Roundup: Week of October 29 - November 2

Blog Post
Nov. 1, 2007

Ed Dept. Asks for Details on Lender Relationships From 55 Schools; Releases Final Regulations

The U.S. Education Department announced on Wednesday that it is stepping up its investigation of whether some colleges have violated federal law by making it virtually impossible for students to borrow federal loans with the lender of their choice. Speaking to reporters in a telephone conference call, Under Secretary Sara Martinez Tucker revealed that the Department had sent letters to 55 colleges, from a group of 921 that the agency had initially contacted, and 23 lenders with which the schools had exclusive arrangements. All of these schools, which the Department did not identify, did at least $10 million in federal loan volume and most held 95 percent of the funds going to a single letter. The letters request additional information by Nov. 30 on the relationship between the schools and lenders, though Tucker said, "We are not accusing them of anything illegal at this time."

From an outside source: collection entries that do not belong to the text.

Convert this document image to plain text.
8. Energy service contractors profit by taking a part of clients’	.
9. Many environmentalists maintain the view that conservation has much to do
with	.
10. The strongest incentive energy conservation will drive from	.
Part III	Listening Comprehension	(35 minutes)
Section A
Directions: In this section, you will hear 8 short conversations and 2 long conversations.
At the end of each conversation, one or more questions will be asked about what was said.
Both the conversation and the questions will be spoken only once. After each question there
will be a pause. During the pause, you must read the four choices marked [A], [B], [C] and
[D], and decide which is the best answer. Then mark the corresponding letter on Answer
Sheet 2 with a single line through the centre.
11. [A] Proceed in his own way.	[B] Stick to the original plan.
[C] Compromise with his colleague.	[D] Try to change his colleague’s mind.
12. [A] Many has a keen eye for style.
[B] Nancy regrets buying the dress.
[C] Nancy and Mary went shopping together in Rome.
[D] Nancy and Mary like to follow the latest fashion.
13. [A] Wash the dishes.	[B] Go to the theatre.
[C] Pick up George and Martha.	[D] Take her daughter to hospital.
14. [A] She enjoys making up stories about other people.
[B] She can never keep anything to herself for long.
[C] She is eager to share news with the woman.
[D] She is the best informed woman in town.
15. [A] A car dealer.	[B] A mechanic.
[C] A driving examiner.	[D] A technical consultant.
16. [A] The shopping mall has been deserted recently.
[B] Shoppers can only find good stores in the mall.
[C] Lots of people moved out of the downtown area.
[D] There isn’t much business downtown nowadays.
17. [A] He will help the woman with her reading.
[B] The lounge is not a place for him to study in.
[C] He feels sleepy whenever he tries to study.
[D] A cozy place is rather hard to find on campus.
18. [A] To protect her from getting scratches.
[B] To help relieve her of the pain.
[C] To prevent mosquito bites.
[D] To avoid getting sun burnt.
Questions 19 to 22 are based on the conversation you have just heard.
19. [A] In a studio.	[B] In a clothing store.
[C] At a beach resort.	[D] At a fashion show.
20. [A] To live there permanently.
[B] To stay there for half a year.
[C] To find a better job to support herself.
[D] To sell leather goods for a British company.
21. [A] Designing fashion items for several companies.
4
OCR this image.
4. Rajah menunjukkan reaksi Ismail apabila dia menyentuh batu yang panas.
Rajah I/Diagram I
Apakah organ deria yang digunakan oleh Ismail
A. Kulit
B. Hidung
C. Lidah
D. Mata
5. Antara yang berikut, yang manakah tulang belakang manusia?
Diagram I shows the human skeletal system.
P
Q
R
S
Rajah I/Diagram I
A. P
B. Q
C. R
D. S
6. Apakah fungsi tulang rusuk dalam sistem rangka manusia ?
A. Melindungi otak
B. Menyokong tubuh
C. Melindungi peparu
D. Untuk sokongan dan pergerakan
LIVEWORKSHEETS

The Department also this week issued final regulations governing the relationships between colleges and federal student loan providers. When they go into effect in July, the new rules will bar colleges from recommending fewer than three lenders to students who must borrow to pay for college, ban college officials from receiving anything more than small gifts from lenders, and provide students with clearer information about their rights under the Federal Family Education Loan (FFEL) program.

Senators Ask for Full Account of 9.5 Percent Funds

Six Democratic Senators sent a letter Thursday asking the Education Department's Inspector General to provide a complete accounting of improper billings that took place under the 9.5 percent student loan loophole. The request comes a little over a week after Education Secretary Margaret Spellings admitted to the Washington Post that the Department had no plans to conduct a full audit of how much funds had been wasted. The letter was signed by Sens. Edward M. Kennedy (MA), Barack Obama (IL), Hillary Clinton (NY), Patty Murray (WA), Byron Dorgan (ND) and Barbara Mikulski (MD). "Taxpayers also deserve information on which lenders were involved, what methods, they used to claim these subsidies unfairly, and why the Department allowed the inappropriate subsidies to be paid," the Senators wrote.

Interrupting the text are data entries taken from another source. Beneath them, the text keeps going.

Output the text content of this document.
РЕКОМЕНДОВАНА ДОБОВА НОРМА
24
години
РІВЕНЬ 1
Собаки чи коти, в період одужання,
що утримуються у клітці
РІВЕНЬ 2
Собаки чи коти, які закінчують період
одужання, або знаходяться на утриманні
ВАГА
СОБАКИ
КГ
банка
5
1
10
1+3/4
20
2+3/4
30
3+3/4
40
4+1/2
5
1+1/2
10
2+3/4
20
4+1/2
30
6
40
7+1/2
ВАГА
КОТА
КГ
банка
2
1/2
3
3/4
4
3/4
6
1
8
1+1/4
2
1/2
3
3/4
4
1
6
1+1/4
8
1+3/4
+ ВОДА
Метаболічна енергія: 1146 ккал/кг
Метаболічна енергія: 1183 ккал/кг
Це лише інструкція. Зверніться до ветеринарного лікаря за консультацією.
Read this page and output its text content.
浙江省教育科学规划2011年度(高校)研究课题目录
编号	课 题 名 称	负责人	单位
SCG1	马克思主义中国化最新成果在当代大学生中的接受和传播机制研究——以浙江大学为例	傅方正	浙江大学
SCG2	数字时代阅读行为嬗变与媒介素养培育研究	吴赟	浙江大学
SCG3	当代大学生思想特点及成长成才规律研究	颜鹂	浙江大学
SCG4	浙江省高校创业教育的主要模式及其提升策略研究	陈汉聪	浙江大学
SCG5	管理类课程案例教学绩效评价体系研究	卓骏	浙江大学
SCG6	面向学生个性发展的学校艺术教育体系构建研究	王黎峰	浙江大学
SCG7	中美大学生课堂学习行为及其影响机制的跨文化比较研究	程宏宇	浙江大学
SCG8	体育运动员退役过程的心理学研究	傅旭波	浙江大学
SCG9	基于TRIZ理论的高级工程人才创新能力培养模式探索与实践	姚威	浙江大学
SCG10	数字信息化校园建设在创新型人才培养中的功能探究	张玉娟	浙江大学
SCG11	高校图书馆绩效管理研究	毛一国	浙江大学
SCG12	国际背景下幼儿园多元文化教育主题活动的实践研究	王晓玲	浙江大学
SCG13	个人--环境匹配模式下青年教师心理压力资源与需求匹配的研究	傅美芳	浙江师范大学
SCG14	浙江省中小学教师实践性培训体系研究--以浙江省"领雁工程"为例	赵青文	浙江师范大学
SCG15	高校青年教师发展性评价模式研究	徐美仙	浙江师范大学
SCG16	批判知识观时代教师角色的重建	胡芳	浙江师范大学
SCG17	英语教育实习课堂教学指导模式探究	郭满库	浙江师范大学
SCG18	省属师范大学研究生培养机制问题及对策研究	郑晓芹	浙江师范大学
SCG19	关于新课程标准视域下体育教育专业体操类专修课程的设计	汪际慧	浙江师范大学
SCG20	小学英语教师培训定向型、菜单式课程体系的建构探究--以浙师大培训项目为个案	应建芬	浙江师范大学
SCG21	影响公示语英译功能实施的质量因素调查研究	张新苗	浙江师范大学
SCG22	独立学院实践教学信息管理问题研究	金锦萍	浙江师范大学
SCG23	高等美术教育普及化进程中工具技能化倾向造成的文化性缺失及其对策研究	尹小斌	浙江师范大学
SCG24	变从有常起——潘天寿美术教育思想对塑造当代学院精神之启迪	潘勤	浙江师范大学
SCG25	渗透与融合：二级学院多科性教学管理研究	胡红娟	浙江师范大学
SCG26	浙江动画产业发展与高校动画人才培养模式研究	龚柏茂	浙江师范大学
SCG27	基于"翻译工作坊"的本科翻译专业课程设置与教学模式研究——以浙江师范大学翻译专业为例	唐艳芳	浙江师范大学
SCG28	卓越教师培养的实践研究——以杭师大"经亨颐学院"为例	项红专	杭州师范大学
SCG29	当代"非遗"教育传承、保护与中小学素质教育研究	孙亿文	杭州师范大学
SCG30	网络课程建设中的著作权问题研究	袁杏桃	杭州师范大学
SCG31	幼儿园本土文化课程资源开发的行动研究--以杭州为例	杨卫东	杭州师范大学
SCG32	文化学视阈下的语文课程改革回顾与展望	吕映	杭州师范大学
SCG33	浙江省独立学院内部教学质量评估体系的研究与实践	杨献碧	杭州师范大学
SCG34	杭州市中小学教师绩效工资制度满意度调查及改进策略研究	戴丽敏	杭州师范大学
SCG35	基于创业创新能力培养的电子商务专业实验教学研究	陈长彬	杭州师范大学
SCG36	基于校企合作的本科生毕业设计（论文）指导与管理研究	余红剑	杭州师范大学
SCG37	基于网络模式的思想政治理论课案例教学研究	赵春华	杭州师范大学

Nineteen University Systems Pledge to Halve Achievement Gaps

Nineteen public college and university systems unveiled an ambitious eight-year plan this week to halve the gaps between the rate at which white and minority and low-income students enroll in and graduate from their colleges. The plan, known as "Access to Success," is a joint effort between the National Association of System Heads, Education Trust and systems from Maryland, California State, the City University of New York, and other organizations. Combined, these 19 systems represent about 2 million students, including one-third of all minority and low-income students enrolled nationwide at public four-year institutions. While each system will come up with its own plan for halving the achievement gap, they will all release uniform data on their progress, making it easier for accountability purposes. "Well keep pressure on ourselves to pull this off. This will not be just another effort that people will have forgotten," Thomas Meredith, commissioner of higher education for the Board of Trustees of State Institutions of Higher Learning in Mississippi, told Inside Higher Ed.

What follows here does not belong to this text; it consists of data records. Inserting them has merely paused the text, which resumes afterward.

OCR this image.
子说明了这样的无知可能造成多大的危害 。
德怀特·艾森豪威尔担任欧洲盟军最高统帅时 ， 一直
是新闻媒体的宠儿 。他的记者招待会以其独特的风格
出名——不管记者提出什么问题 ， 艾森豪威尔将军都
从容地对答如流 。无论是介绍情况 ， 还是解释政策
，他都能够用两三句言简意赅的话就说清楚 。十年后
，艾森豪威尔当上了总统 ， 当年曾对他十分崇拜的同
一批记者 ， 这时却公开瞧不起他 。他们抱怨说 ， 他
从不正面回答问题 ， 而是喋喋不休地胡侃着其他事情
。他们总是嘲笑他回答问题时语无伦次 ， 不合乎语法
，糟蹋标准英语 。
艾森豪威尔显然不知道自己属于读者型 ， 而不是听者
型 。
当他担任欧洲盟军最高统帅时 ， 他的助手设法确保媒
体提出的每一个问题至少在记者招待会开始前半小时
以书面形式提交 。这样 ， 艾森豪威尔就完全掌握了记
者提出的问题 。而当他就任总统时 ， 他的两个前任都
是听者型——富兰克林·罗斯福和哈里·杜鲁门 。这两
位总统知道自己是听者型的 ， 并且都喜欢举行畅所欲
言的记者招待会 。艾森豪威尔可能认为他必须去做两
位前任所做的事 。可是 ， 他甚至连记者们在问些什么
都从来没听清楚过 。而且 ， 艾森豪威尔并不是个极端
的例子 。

Audit Uncovers Questionable Practices at Iowa Student Loan Agency

Exclusive referrals, ethics violations, and deceptive language in marketing materials were just a few of the questionable practices uncovered by a recent audit of the Iowa Student Loan Liquidity Corporation (ISL). A private non-profit guarantee agency and secondary market started by the state, ISLs revenues increased by more than 200 percent between June 2003 and June 2007, the audit found. At the same time, students in Iowa are among the most indebted in the country. An investigation of agency e-mails by the Des Moines Register uncovered that part of the reason for this debt might stem from aggressive ISL marketing aimed at "hooking" students by convincing them to take on private loans with interests rates that are significantly higher (8.63 percent) than comparable agencies in other states. The e-mails also revealed that ISL had secured exclusive private loan arrangements with 61 percent of Iowa schools. The ISL also set up College Planning Centers to provide "independent" advice to students on how best to finance their education a tactic very similar to call centers run Nelnet, ISLs neighbor to the East, based in Lincoln, Neb.